# Week 13
# GroupBy Mechanics

Many data processing follows a **split-apply-combine** process. For example, you may want to do the following operations to analyze a dataset about sales:
1. What is the total revenue of each day?
2. What is the total sales of each product?
3. How much has each client perchased in total?

These operations all requires that you split the data into groups, and then apply certain calculations to each of the groups, and finally combine all results into a new table. In Pandas this is mostly done with `groupby()` function.

**Readings**
- Textbook, Chapter 8

In [None]:
import numpy as np
import pandas as pd

In [None]:
# An example:
df = pd.DataFrame({'Name' : ['Alice', 'Bob', 'Charlie', 'Alice', 'Bob', 'Charlie'],
                   'Course' : ['Programming', 'Programming', 'Programming','Data Structure', 'Data Structure','Data Structure',],
                   'Semester': ['Spring 2019', 'Fall 2019', 'Fall 2019', 'Spring 2019', 'Fall 2019', 'Spring 2019'],
                   'Homework' : np.random.randint(60, 100, size=6),
                   'Exam' : np.random.randint(60, 100, size=6)})
df

In [None]:
# Split exam scores according to name
groups = df['Exam'].groupby(df['Name'])

groups

In [None]:
# Apply mean() function to find the average value for each group
means = groups.mean()

means

We obtain a **data series**. It can be converted to a data frame by `to_frame()` method.

In [None]:
# A common practice is to convert the results to a data frame
df_means = means.to_frame(name='Average Exam Score')

df_means

In [None]:
# Put all operations in one statement
df_means = ???

df_means

In [None]:
# Exercise: Find the average homework score and exam score for each course




## Split Data with Multiple Columns

We can use more than one column as keys to split data into groups.

In [None]:
# Split the exam score according to both course name and semester.
groups = df['Exam'].groupby([df['Course'], df['Semester']])

In [None]:
# Calculate the average score
means = groups.mean()

means

In [None]:
# Convert the result to a data frame
df_means = means.to_frame(name='Average Exam Score')

df_means

`means` is a data series with **hierarchical indexing**. It can be converted to a data frame using `unstack()`.

In [None]:
means.index

In [None]:
means.unstack()

We can specify which index to be unstacked.

In [None]:
means.unstack(level=0)

In [None]:
means.unstack(level=1)

In [None]:
# Exercise:
# Using one statement, create the above data frame directly from df.

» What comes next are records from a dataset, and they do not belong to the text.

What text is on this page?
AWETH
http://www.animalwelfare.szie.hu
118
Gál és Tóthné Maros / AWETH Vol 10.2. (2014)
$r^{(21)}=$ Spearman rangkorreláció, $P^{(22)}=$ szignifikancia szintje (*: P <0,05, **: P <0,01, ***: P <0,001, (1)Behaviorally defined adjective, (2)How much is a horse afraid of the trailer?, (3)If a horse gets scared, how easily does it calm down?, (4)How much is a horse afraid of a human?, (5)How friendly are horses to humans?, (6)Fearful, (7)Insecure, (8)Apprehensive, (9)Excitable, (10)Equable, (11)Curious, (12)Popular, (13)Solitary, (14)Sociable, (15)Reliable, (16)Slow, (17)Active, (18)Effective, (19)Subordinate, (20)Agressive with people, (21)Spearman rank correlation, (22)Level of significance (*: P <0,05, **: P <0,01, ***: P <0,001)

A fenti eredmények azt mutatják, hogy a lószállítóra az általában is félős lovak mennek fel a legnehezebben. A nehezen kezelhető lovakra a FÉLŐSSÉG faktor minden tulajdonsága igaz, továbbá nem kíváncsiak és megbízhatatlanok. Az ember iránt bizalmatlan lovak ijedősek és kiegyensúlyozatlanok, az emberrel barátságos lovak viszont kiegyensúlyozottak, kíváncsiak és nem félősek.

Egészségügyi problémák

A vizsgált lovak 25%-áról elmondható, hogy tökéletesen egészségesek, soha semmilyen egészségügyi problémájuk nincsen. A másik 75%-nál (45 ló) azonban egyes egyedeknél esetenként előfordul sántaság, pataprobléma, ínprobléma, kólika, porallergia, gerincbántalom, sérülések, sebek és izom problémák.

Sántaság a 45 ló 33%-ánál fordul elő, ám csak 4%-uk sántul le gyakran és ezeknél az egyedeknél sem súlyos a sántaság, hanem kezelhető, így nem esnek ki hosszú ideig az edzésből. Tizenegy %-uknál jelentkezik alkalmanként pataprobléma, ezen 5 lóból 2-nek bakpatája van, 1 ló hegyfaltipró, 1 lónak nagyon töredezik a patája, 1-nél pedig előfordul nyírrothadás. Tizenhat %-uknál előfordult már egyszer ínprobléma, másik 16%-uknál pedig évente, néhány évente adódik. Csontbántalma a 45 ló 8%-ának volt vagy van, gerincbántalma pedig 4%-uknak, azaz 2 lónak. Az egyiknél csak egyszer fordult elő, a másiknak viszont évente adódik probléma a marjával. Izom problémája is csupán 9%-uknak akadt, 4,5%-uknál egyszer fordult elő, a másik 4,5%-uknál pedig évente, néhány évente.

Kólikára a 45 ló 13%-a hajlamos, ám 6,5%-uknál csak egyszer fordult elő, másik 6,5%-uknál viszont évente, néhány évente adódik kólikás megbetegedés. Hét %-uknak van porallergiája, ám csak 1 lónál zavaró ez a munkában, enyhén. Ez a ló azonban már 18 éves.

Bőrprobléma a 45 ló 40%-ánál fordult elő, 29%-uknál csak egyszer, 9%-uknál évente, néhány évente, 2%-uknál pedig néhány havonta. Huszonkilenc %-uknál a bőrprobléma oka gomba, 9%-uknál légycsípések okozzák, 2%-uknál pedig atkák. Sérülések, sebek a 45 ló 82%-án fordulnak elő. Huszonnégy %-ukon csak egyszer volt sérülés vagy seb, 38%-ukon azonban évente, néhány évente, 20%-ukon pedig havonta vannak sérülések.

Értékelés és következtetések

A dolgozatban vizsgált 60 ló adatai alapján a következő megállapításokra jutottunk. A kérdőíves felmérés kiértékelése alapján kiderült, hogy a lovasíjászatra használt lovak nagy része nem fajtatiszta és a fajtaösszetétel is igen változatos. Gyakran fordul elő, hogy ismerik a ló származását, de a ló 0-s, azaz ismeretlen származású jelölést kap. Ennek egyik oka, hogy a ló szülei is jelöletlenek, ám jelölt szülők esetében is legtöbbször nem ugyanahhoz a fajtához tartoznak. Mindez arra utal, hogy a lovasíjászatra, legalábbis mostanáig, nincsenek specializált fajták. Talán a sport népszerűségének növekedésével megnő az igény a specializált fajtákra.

We can split the entire data set instead of one column.

In [None]:
df.groupby([df['Course'], df['Semester']]).mean()

In [None]:
# Frequently the grouping information is found in the same data frame as the data 
# you want to work on. In that case, simply put column names as the keys:
df.groupby(['Course', 'Semester']).mean()

In [None]:
# Exercise:
# Use `size()` method to find the number of students for each course 
# in each semester



## Iterating Over Groups

The GroupBy object support iteration, providing a sequence of 2-tuples containing the group name along with the data.

In [None]:
# Show the content of each group.
groups = df.groupby('Name')
for name, group in groups:
    print("Name:", name)
    print(group)

**Syntactic sugar**: It is simpler to use the following statement for selecting columns for groupby()

In [None]:
df.groupby('Name')['Exam'].mean()

In [None]:
# The standard statement
df['Exam'].groupby(df['Name']).mean()

In [None]:
# The following statement does not work because 
# 'Name' is not a column in df['Exam']

# df['Exam'].groupby('Name').mean()

## **Grouping with dictionary**
We can use a seperate dictionary to decide the groups.

In [None]:
genders = {
    "Alice": "Female",
    "Bob": "Male",
    "Charlie": "Male"
}

In [None]:
data = df.set_index("Name")

data

In [None]:
# Split the data according to gender
data.groupby(genders).size()

In [None]:
# One can also use a list to indicate the grouping information
# Not recommended because it is hard to understand
genders = ['F', 'M', 'M', 'F', 'M', 'M']

data.groupby(genders).size()

In [None]:
# Exercise: Calculate the average scores for each gender
data.groupby(genders).mean()

## Grouping with functions

Any function passed as a group key will be called once per index value, with the returned values being used as the group names.

In [None]:
def get_initial(name):
    return name[0]

In [None]:
data.groupby(get_initial).mean()

In [None]:
# The function can be defined via lambda expression
data.groupby(lambda x: ????).mean()

### Exercise:
Last week's homework asks us to create a data frame with number of airport for each country. Let's think about how it can be achieved using the groupby mechanism.